The electric potential \(\mathrm{V}\) is given as a function of distance \(\mathrm{x}\) (meter) by $\mathrm{V}=\left(5 \mathrm{x}^{2}+10 \mathrm{x}-9\right)\( volt. Value of electric field at \)\mathrm{x}=1$ is \(\ldots \ldots\) \((\mathrm{A})-20(\mathrm{v} / \mathrm{m})\) (B) \(6(\mathrm{v} / \mathrm{m})\) (C) \(11(\mathrm{v} / \mathrm{m})\) (D) \(-23(\mathrm{v} / \mathrm{m})\)

Short answer

The electric field E at x = 1 is -20 V/m. The correct answer is (A) -20 V/m.

Step-by-step solution

Find the derivative dV/dx of the potential V(x)

To find the derivative of V(x) with respect to x, differentiate the function with respect to x: \(V(x) = 5x^2 + 10x - 9\) Taking the derivative, we get: \(E = -\frac{dV}{dx} = -\frac{d(5x^2 + 10x - 9)}{dx}\)

Simplify the expression of the electric field E

Now we need to simplify the expression for E: Applying differentiation rules: \(E = - (10x + 10)\) Now we have the electric field E as a function of distance x.
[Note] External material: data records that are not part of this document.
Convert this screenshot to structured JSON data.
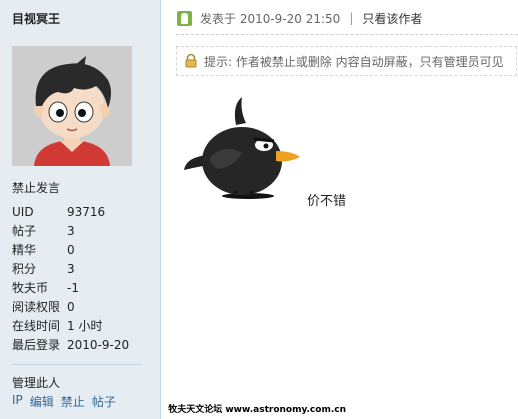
{
  "author": {
    "name": "目视冥王",
    "group": "禁止发言",
    "stats": [
      {
        "key": "UID",
        "value": "93716"
      },
      {
        "key": "帖子",
        "value": "3"
      },
      {
        "key": "精华",
        "value": "0"
      },
      {
        "key": "积分",
        "value": "3"
      },
      {
        "key": "牧夫币",
        "value": "-1"
      },
      {
        "key": "阅读权限",
        "value": "0"
      },
      {
        "key": "在线时间",
        "value": "1 小时"
      },
      {
        "key": "最后登录",
        "value": "2010-9-20"
      }
    ]
  },
  "manage": {
    "label": "管理此人",
    "links": [
      "IP",
      "编辑",
      "禁止",
      "帖子"
    ]
  },
  "post": {
    "posted_at": "发表于 2010-9-20 21:50",
    "separator": "|",
    "only_author": "只看该作者",
    "notice": "提示: 作者被禁止或删除 内容自动屏蔽，只有管理员可见",
    "body": "价不错"
  },
  "watermark": "牧夫天文论坛 www.astronomy.com.cn",
  "colors": {
    "sidebar_bg": "#e5edf2",
    "link": "#336699",
    "post_icon": "#7cb342"
  }
}
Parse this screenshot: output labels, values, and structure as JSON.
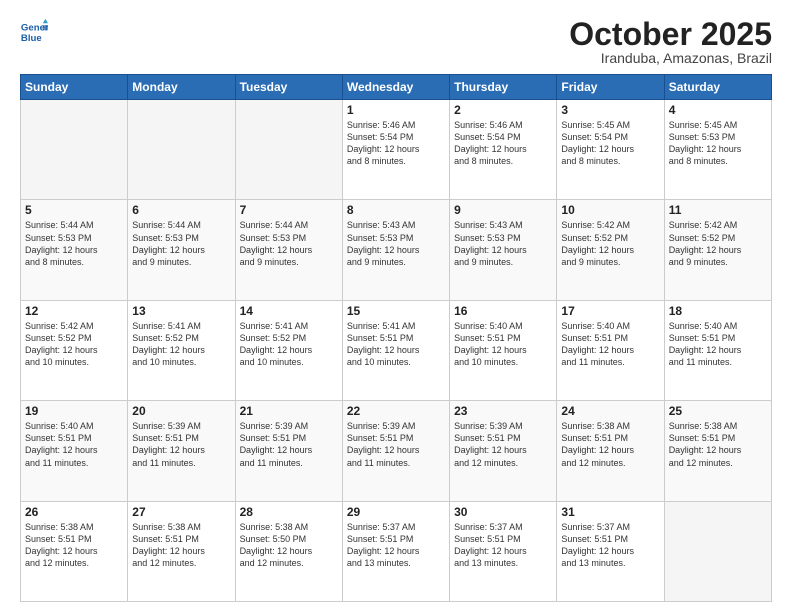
{
  "logo": {
    "line1": "General",
    "line2": "Blue"
  },
  "header": {
    "month": "October 2025",
    "location": "Iranduba, Amazonas, Brazil"
  },
  "days_of_week": [
    "Sunday",
    "Monday",
    "Tuesday",
    "Wednesday",
    "Thursday",
    "Friday",
    "Saturday"
  ],
  "weeks": [
    [
      {
        "day": "",
        "info": ""
      },
      {
        "day": "",
        "info": ""
      },
      {
        "day": "",
        "info": ""
      },
      {
        "day": "1",
        "info": "Sunrise: 5:46 AM\nSunset: 5:54 PM\nDaylight: 12 hours\nand 8 minutes."
      },
      {
        "day": "2",
        "info": "Sunrise: 5:46 AM\nSunset: 5:54 PM\nDaylight: 12 hours\nand 8 minutes."
      },
      {
        "day": "3",
        "info": "Sunrise: 5:45 AM\nSunset: 5:54 PM\nDaylight: 12 hours\nand 8 minutes."
      },
      {
        "day": "4",
        "info": "Sunrise: 5:45 AM\nSunset: 5:53 PM\nDaylight: 12 hours\nand 8 minutes."
      }
    ],
    [
      {
        "day": "5",
        "info": "Sunrise: 5:44 AM\nSunset: 5:53 PM\nDaylight: 12 hours\nand 8 minutes."
      },
      {
        "day": "6",
        "info": "Sunrise: 5:44 AM\nSunset: 5:53 PM\nDaylight: 12 hours\nand 9 minutes."
      },
      {
        "day": "7",
        "info": "Sunrise: 5:44 AM\nSunset: 5:53 PM\nDaylight: 12 hours\nand 9 minutes."
      },
      {
        "day": "8",
        "info": "Sunrise: 5:43 AM\nSunset: 5:53 PM\nDaylight: 12 hours\nand 9 minutes."
      },
      {
        "day": "9",
        "info": "Sunrise: 5:43 AM\nSunset: 5:53 PM\nDaylight: 12 hours\nand 9 minutes."
      },
      {
        "day": "10",
        "info": "Sunrise: 5:42 AM\nSunset: 5:52 PM\nDaylight: 12 hours\nand 9 minutes."
      },
      {
        "day": "11",
        "info": "Sunrise: 5:42 AM\nSunset: 5:52 PM\nDaylight: 12 hours\nand 9 minutes."
      }
    ],
    [
      {
        "day": "12",
        "info": "Sunrise: 5:42 AM\nSunset: 5:52 PM\nDaylight: 12 hours\nand 10 minutes."
      },
      {
        "day": "13",
        "info": "Sunrise: 5:41 AM\nSunset: 5:52 PM\nDaylight: 12 hours\nand 10 minutes."
      },
      {
        "day": "14",
        "info": "Sunrise: 5:41 AM\nSunset: 5:52 PM\nDaylight: 12 hours\nand 10 minutes."
      },
      {
        "day": "15",
        "info": "Sunrise: 5:41 AM\nSunset: 5:51 PM\nDaylight: 12 hours\nand 10 minutes."
      },
      {
        "day": "16",
        "info": "Sunrise: 5:40 AM\nSunset: 5:51 PM\nDaylight: 12 hours\nand 10 minutes."
      },
      {
        "day": "17",
        "info": "Sunrise: 5:40 AM\nSunset: 5:51 PM\nDaylight: 12 hours\nand 11 minutes."
      },
      {
        "day": "18",
        "info": "Sunrise: 5:40 AM\nSunset: 5:51 PM\nDaylight: 12 hours\nand 11 minutes."
      }
    ],
    [
      {
        "day": "19",
        "info": "Sunrise: 5:40 AM\nSunset: 5:51 PM\nDaylight: 12 hours\nand 11 minutes."
      },
      {
        "day": "20",
        "info": "Sunrise: 5:39 AM\nSunset: 5:51 PM\nDaylight: 12 hours\nand 11 minutes."
      },
      {
        "day": "21",
        "info": "Sunrise: 5:39 AM\nSunset: 5:51 PM\nDaylight: 12 hours\nand 11 minutes."
      },
      {
        "day": "22",
        "info": "Sunrise: 5:39 AM\nSunset: 5:51 PM\nDaylight: 12 hours\nand 11 minutes."
      },
      {
        "day": "23",
        "info": "Sunrise: 5:39 AM\nSunset: 5:51 PM\nDaylight: 12 hours\nand 12 minutes."
      },
      {
        "day": "24",
        "info": "Sunrise: 5:38 AM\nSunset: 5:51 PM\nDaylight: 12 hours\nand 12 minutes."
      },
      {
        "day": "25",
        "info": "Sunrise: 5:38 AM\nSunset: 5:51 PM\nDaylight: 12 hours\nand 12 minutes."
      }
    ],
    [
      {
        "day": "26",
        "info": "Sunrise: 5:38 AM\nSunset: 5:51 PM\nDaylight: 12 hours\nand 12 minutes."
      },
      {
        "day": "27",
        "info": "Sunrise: 5:38 AM\nSunset: 5:51 PM\nDaylight: 12 hours\nand 12 minutes."
      },
      {
        "day": "28",
        "info": "Sunrise: 5:38 AM\nSunset: 5:50 PM\nDaylight: 12 hours\nand 12 minutes."
      },
      {
        "day": "29",
        "info": "Sunrise: 5:37 AM\nSunset: 5:51 PM\nDaylight: 12 hours\nand 13 minutes."
      },
      {
        "day": "30",
        "info": "Sunrise: 5:37 AM\nSunset: 5:51 PM\nDaylight: 12 hours\nand 13 minutes."
      },
      {
        "day": "31",
        "info": "Sunrise: 5:37 AM\nSunset: 5:51 PM\nDaylight: 12 hours\nand 13 minutes."
      },
      {
        "day": "",
        "info": ""
      }
    ]
  ]
}
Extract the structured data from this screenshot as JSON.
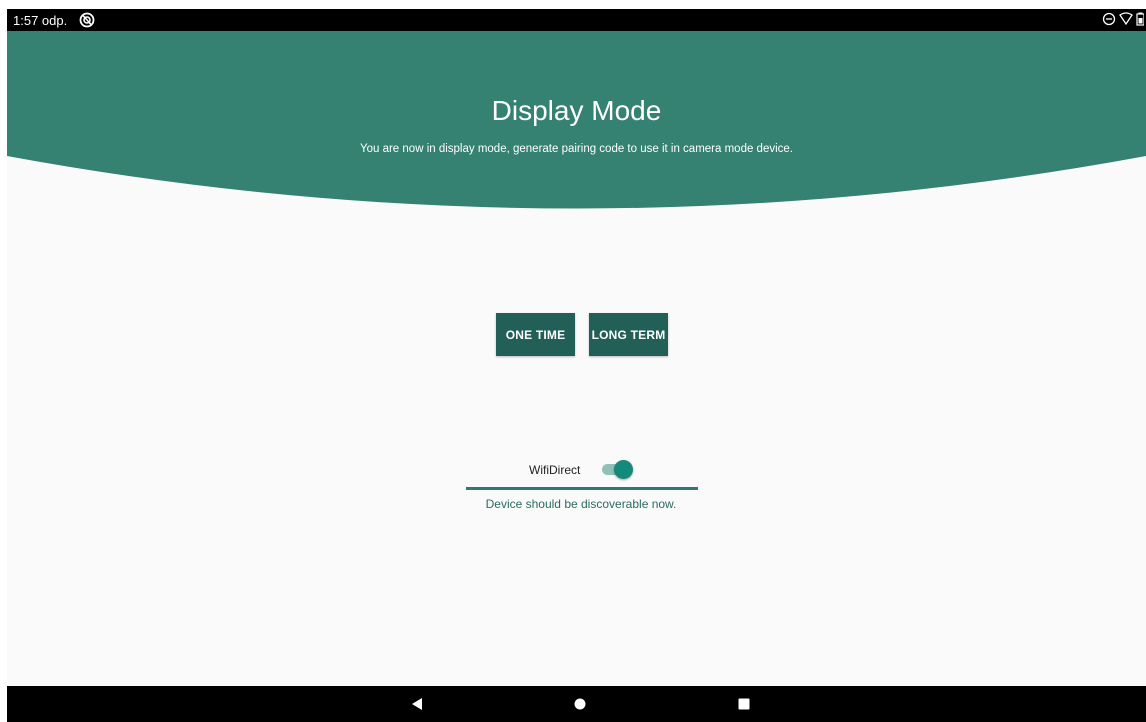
{
  "status_bar": {
    "time": "1:57 odp."
  },
  "header": {
    "title": "Display Mode",
    "subtitle": "You are now in display mode, generate pairing code to use it in camera mode device."
  },
  "buttons": {
    "one_time": "ONE TIME",
    "long_term": "LONG TERM"
  },
  "wifi": {
    "label": "WifiDirect",
    "enabled": true,
    "status_message": "Device should be discoverable now."
  },
  "colors": {
    "header_bg": "#358172",
    "button_bg": "#225f56",
    "toggle_thumb": "#15897a",
    "toggle_track": "#8fc1b7",
    "background": "#fafafa"
  },
  "icons": {
    "status_app": "do-not-disturb-app-icon",
    "status_dnd": "minus-circle-icon",
    "status_wifi": "wifi-icon",
    "status_battery": "battery-icon",
    "nav_back": "back-triangle-icon",
    "nav_home": "home-circle-icon",
    "nav_recents": "recents-square-icon"
  }
}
Evaluate the electric field E at x = 1

We are asked to find the value of the electric field at x = 1. To do this, substitute the value x = 1 in the equation we found in Step 2: \(E(1) = -(10(1) + 10) = -20\) The value of the electric field E at x = 1 is -20 V/m. The correct answer is (A) -20 V/m.